Siegfried Fietz gemeinsam mit Sohn Oliver auf der Bühne in Werdorf


Es war ein Auftritt der Familie Fietz wie er wohl eher selten ist. Vater Siegfried Fietz, dessen Ehefrau Barbara und auch Sohn Oliver Fietz waren während des zweistündigen musikalischen Programms abwechselnd auf der Bühne. Damit zeigte die in Greifenstein-Allendorf beheimatete Familie einmal mehr, wie stark sie sich für die Arbeit des Hospizes Haus Emmaus in Wetzlar engagiert.
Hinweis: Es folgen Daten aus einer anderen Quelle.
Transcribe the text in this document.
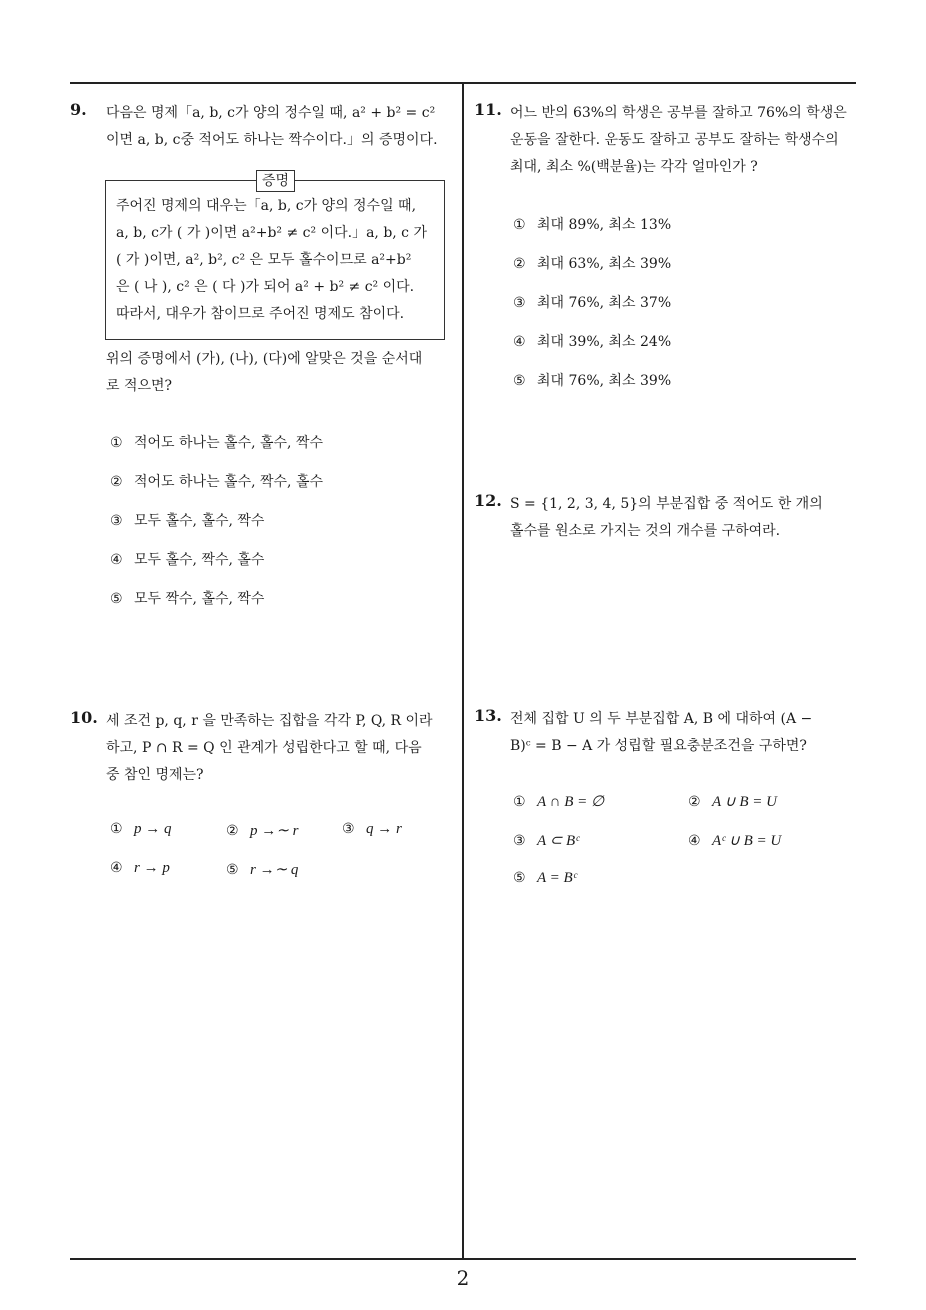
9. 다음은 명제「a, b, c가 양의 정수일 때, a² + b² = c²
이면 a, b, c중 적어도 하나는 짝수이다.」의 증명이다.
증명
주어진 명제의 대우는「a, b, c가 양의 정수일 때,
a, b, c가 ( 가 )이면 a²+b² ≠ c² 이다.」a, b, c 가
( 가 )이면, a², b², c² 은 모두 홀수이므로 a²+b²
은 ( 나 ), c² 은 ( 다 )가 되어 a² + b² ≠ c² 이다.
따라서, 대우가 참이므로 주어진 명제도 참이다.
위의 증명에서 (가), (나), (다)에 알맞은 것을 순서대
로 적으면?
① 적어도 하나는 홀수, 홀수, 짝수
② 적어도 하나는 홀수, 짝수, 홀수
③ 모두 홀수, 홀수, 짝수
④ 모두 홀수, 짝수, 홀수
⑤ 모두 짝수, 홀수, 짝수
10. 세 조건 p, q, r 을 만족하는 집합을 각각 P, Q, R 이라
하고, P ∩ R = Q 인 관계가 성립한다고 할 때, 다음
중 참인 명제는?
① p → q	② p →∼ r	③ q → r
④ r → p	⑤ r →∼ q
11. 어느 반의 63%의 학생은 공부를 잘하고 76%의 학생은
운동을 잘한다. 운동도 잘하고 공부도 잘하는 학생수의
최대, 최소 %(백분율)는 각각 얼마인가 ?
① 최대 89%, 최소 13%
② 최대 63%, 최소 39%
③ 최대 76%, 최소 37%
④ 최대 39%, 최소 24%
⑤ 최대 76%, 최소 39%
12. S = {1, 2, 3, 4, 5}의 부분집합 중 적어도 한 개의
홀수를 원소로 가지는 것의 개수를 구하여라.
13. 전체 집합 U 의 두 부분집합 A, B 에 대하여 (A −
B)ᶜ = B − A 가 성립할 필요충분조건을 구하면?
① A ∩ B = ∅	② A ∪ B = U
③ A ⊂ Bᶜ	④ Aᶜ ∪ B = U
⑤ A = Bᶜ
2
Barbara Fietz, Vorsitzende des Förderkreises Hospiz Mittelhessen e. V, konnte aus den Händen von Martin Schmidt einen Scheck in Höhe von 1002 Euro entgegen nehmen. Sie dankte und wies darauf hin, dass das Hospiz, das im April auf sein fünfjähriges Bestehen blickt, jährlich 100.000 Euro an Spenden benötige. Dass das Haus Emmaus in der Wetzlarer Spilburg seit drei Jahren eine Auslastung von 90 Prozent habe, zeige, wie wichtig diese Einrichtung ist. Sohn Oliver setze sich in seiner Freizeit als Grafiker/Designer für das Hospiz ein, so Siegfried Fietz. Er brachte den Werdorfern ein Lied mit, das er eigens über die Hospizarbeit geschrieben hat. Darin geht er von den Hospizen im Mittelalter aus, blickt auf die gegenwärtige Unterstützung todkranker und sterbender Menschen und gelangt zu dem betenden Jesus im Garten Gethesmane, der seine Jünger kurz vor seinem Tod darum bittet „Wachet und betet mit mir“.
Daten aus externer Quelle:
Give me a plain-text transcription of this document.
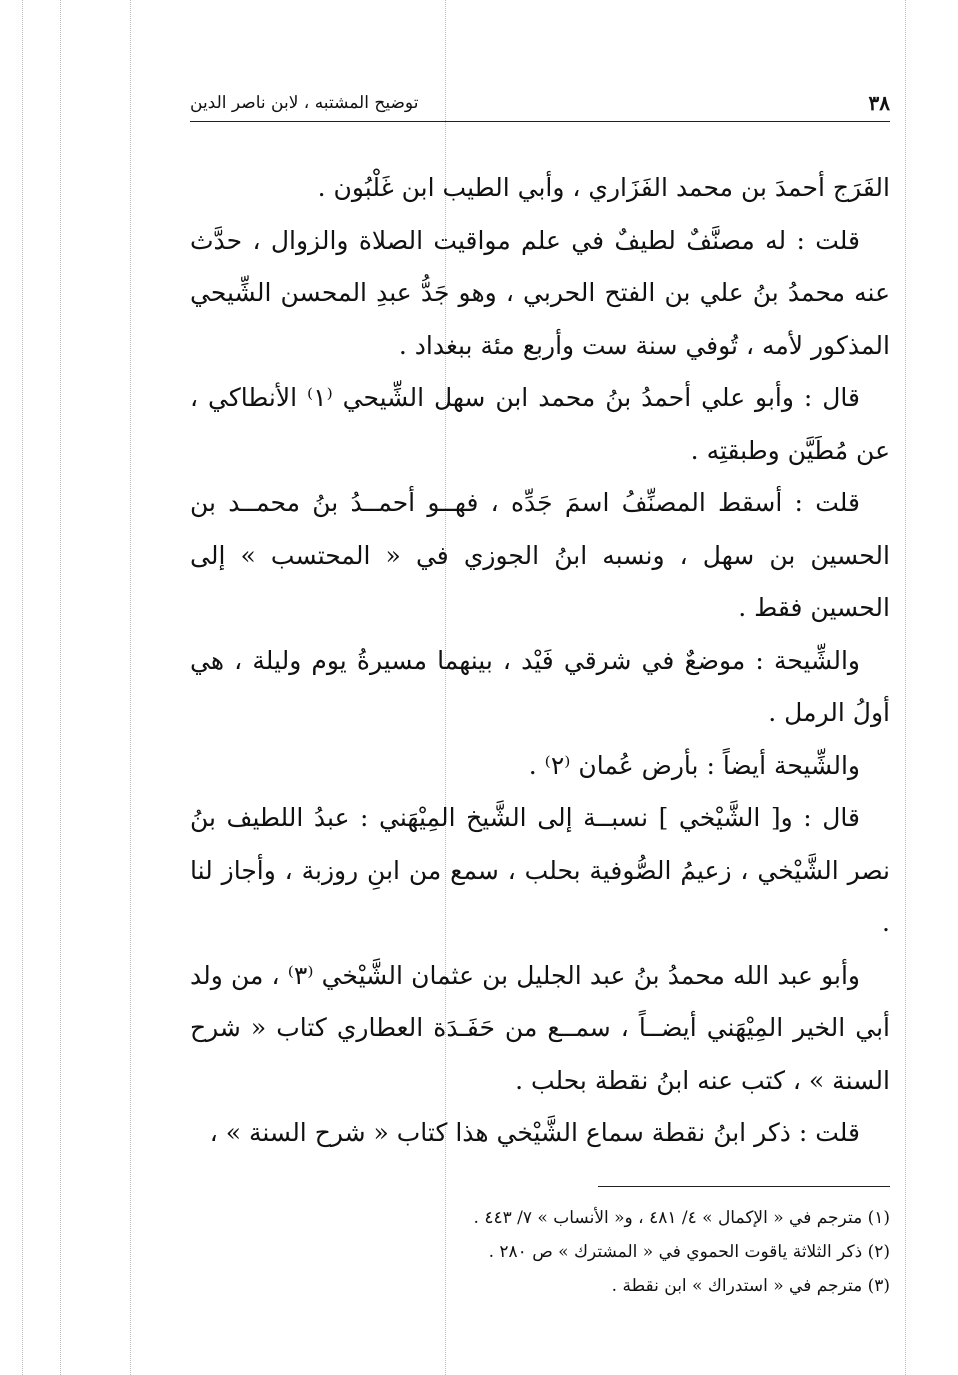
٣٨
توضيح المشتبه ، لابن ناصر الدين

الفَرَج أحمدَ بن محمد الفَزَاري ، وأبي الطيب ابن غَلْبُون .

قلت : له مصنَّفٌ لطيفٌ في علم مواقيت الصلاة والزوال ، حدَّث عنه محمدُ بنُ علي بن الفتح الحربي ، وهو جَدُّ عبدِ المحسن الشِّيحي المذكور لأمه ، تُوفي سنة ست وأربع مئة ببغداد .

قال : وأبو علي أحمدُ بنُ محمد ابن سهل الشِّيحي ⁽١⁾ الأنطاكي ، عن مُطَيَّن وطبقتِه .

قلت : أسقط المصنِّفُ اسمَ جَدِّه ، فهــو أحمــدُ بنُ محمــد بن الحسين بن سهل ، ونسبه ابنُ الجوزي في « المحتسب » إلى الحسين فقط .

والشِّيحة : موضعٌ في شرقي فَيْد ، بينهما مسيرةُ يوم وليلة ، هي أولُ الرمل .

والشِّيحة أيضاً : بأرض عُمان ⁽٢⁾ .

قال : و[ الشَّيْخي ] نسبــة إلى الشَّيخ المِيْهَني : عبدُ اللطيف بنُ نصر الشَّيْخي ، زعيمُ الصُّوفية بحلب ، سمع من ابنِ روزبة ، وأجاز لنا .

وأبو عبد الله محمدُ بنُ عبد الجليل بن عثمان الشَّيْخي ⁽٣⁾ ، من ولد أبي الخير المِيْهَني أيضــاً ، سمــع من حَفَـدَة العطاري كتاب « شرح السنة » ، كتب عنه ابنُ نقطة بحلب .

قلت : ذكر ابنُ نقطة سماع الشَّيْخي هذا كتاب « شرح السنة » ،

(١) مترجم في « الإكمال » ٤/ ٤٨١ ، و« الأنساب » ٧/ ٤٤٣ .

(٢) ذكر الثلاثة ياقوت الحموي في « المشترك » ص ٢٨٠ .

(٣) مترجم في « استدراك » ابن نقطة .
Oliver Fietz, der mit seiner Frau Irene in den ersten Reihen der TV-Turnhalle unter den 150 Bsuchern Platz genommen hatte, war offensichtlich überrascht, als ihn sein Vater auf die Bühne bat, um bei dem Lied „Wer von der Liebe singt, der kann vom Kreuz nicht schweigen“ den Gesang zu übernehmen. Anschließend gewinnt der Vater den Sohn noch ein von Oliver und dessen Frau geschaffenes Lied „Gottes Liebe ist dir nah“ zu präsentieren.

Das über zweistündige Programm hatte nahezu alle Elemente, die ein Gottesdienst beinhaltet: Glaubensbekenntnis, gemeinsamer Gesang, Verkündigung, Zusprechen von Trost und Hoffnung, Aufforderung zum Engagement für den Nächsten. Die Musik trug dazu bei, dass dies alles emotional die Besucher erreichte. Mehrfach wurde die Turnhalle zum Kirchenraum, wenn die Gäste in die Lieder mit einstimmten, sich auf Bitten von Fietz an Händen fassten oder die Arme um die Schultern der Nachbarn legten.
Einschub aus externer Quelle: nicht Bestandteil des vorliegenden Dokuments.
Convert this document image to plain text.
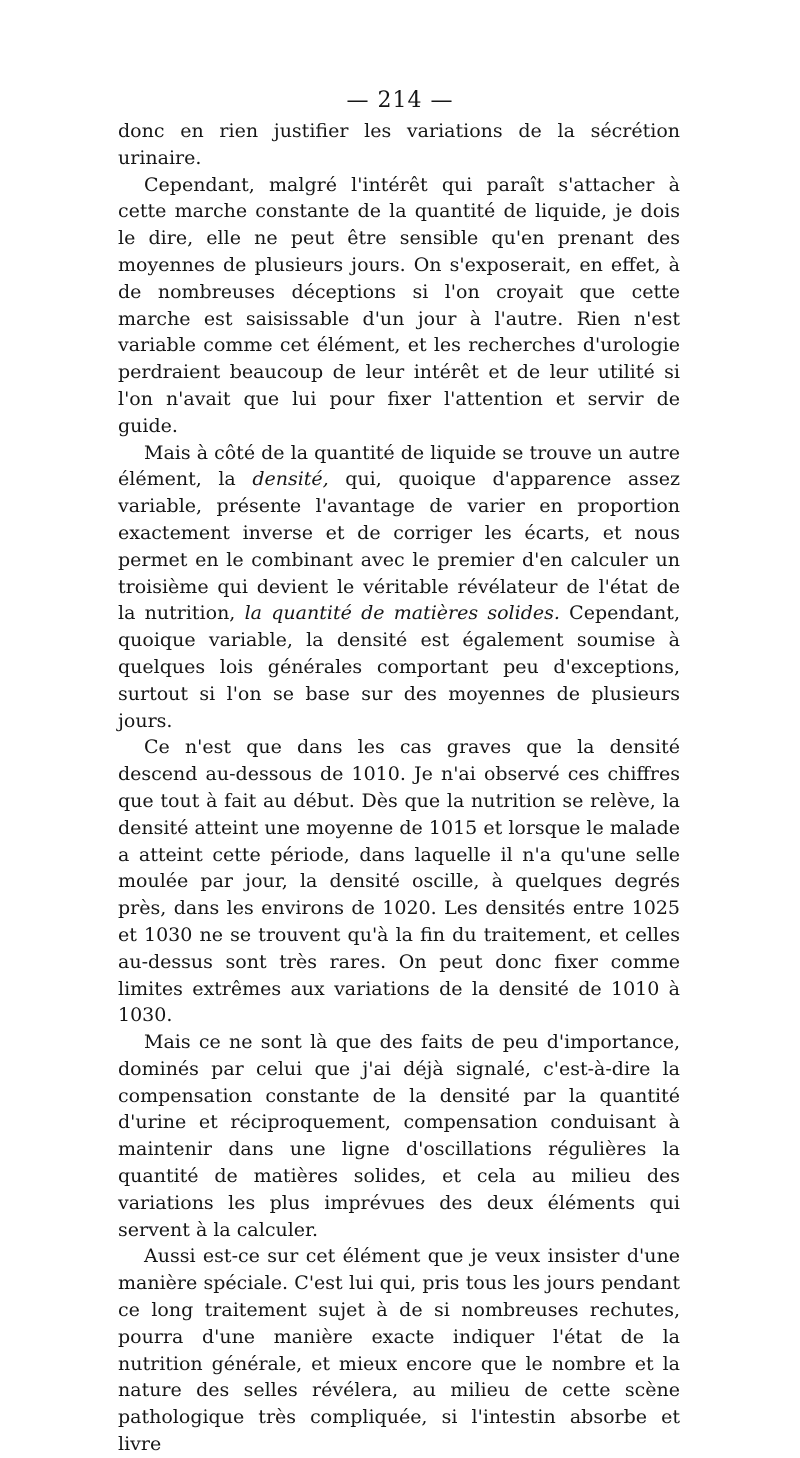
— 214 —

donc en rien justifier les variations de la sécrétion urinaire.

Cependant, malgré l'intérêt qui paraît s'attacher à cette marche constante de la quantité de liquide, je dois le dire, elle ne peut être sensible qu'en prenant des moyennes de plusieurs jours. On s'exposerait, en effet, à de nombreuses déceptions si l'on croyait que cette marche est saisissable d'un jour à l'autre. Rien n'est variable comme cet élément, et les recherches d'urologie perdraient beaucoup de leur intérêt et de leur utilité si l'on n'avait que lui pour fixer l'attention et servir de guide.

Mais à côté de la quantité de liquide se trouve un autre élément, la densité, qui, quoique d'apparence assez variable, présente l'avantage de varier en proportion exactement inverse et de corriger les écarts, et nous permet en le combinant avec le premier d'en calculer un troisième qui devient le véritable révélateur de l'état de la nutrition, la quantité de matières solides. Cependant, quoique variable, la densité est également soumise à quelques lois générales comportant peu d'exceptions, surtout si l'on se base sur des moyennes de plusieurs jours.

Ce n'est que dans les cas graves que la densité descend au-dessous de 1010. Je n'ai observé ces chiffres que tout à fait au début. Dès que la nutrition se relève, la densité atteint une moyenne de 1015 et lorsque le malade a atteint cette période, dans laquelle il n'a qu'une selle moulée par jour, la densité oscille, à quelques degrés près, dans les environs de 1020. Les densités entre 1025 et 1030 ne se trouvent qu'à la fin du traitement, et celles au-dessus sont très rares. On peut donc fixer comme limites extrêmes aux variations de la densité de 1010 à 1030.

Mais ce ne sont là que des faits de peu d'importance, dominés par celui que j'ai déjà signalé, c'est-à-dire la compensation constante de la densité par la quantité d'urine et réciproquement, compensation conduisant à maintenir dans une ligne d'oscillations régulières la quantité de matières solides, et cela au milieu des variations les plus imprévues des deux éléments qui servent à la calculer.

Aussi est-ce sur cet élément que je veux insister d'une manière spéciale. C'est lui qui, pris tous les jours pendant ce long traitement sujet à de si nombreuses rechutes, pourra d'une manière exacte indiquer l'état de la nutrition générale, et mieux encore que le nombre et la nature des selles révélera, au milieu de cette scène pathologique très compliquée, si l'intestin absorbe et livre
Dabei konnte Fietz auf ein reichhaltiges Repertoire zurückgreifen. Mehr als 3.000 Titel hat er komponiert, teilweise auch selbst getextet. Er präsentierte Lieder von ERF Direktor Jürgen Werth, von Johannes Jourdan und Elli Michler. Sein bekanntestes Werk, der von dem evangelischen Theologen Dietrich Bonhoeffer im Konzentrationslager geschaffenen Text „Von guten Mächten wunderbar geborgen“ durfte natürlich nicht fehlen. Fietz hatte dieses Lied bei der Trauerfeier für den verstorbenen Bundespräsidenten Johannes Rau im Berliner Dom gesungen. Es sei erstaunlich gewesen, so Fietz, welche Politiker diese Verse auswendig kannten, von Angela Merkel bis Edmund Stoiber.

Begleitet wurde Fietz von seinem langjährigen musikalischen Gefährten Gerhard Barth an der Elektrogitarre. Barth spielte auch eigene Instrumentalstücke, unter anderem eine von ihm erarbeitete moderne Version des Johann Sebastian Bach-Liedes „Jesu bleibet meine Freude“

Martin Schmidt dankte im Namen der Evangelischen freien Gemeinde und des Christlichen Vereins Junger Menschen (CVJM) Werdorf für das Konzert, das Fietz mit drei Zugaben abschloss.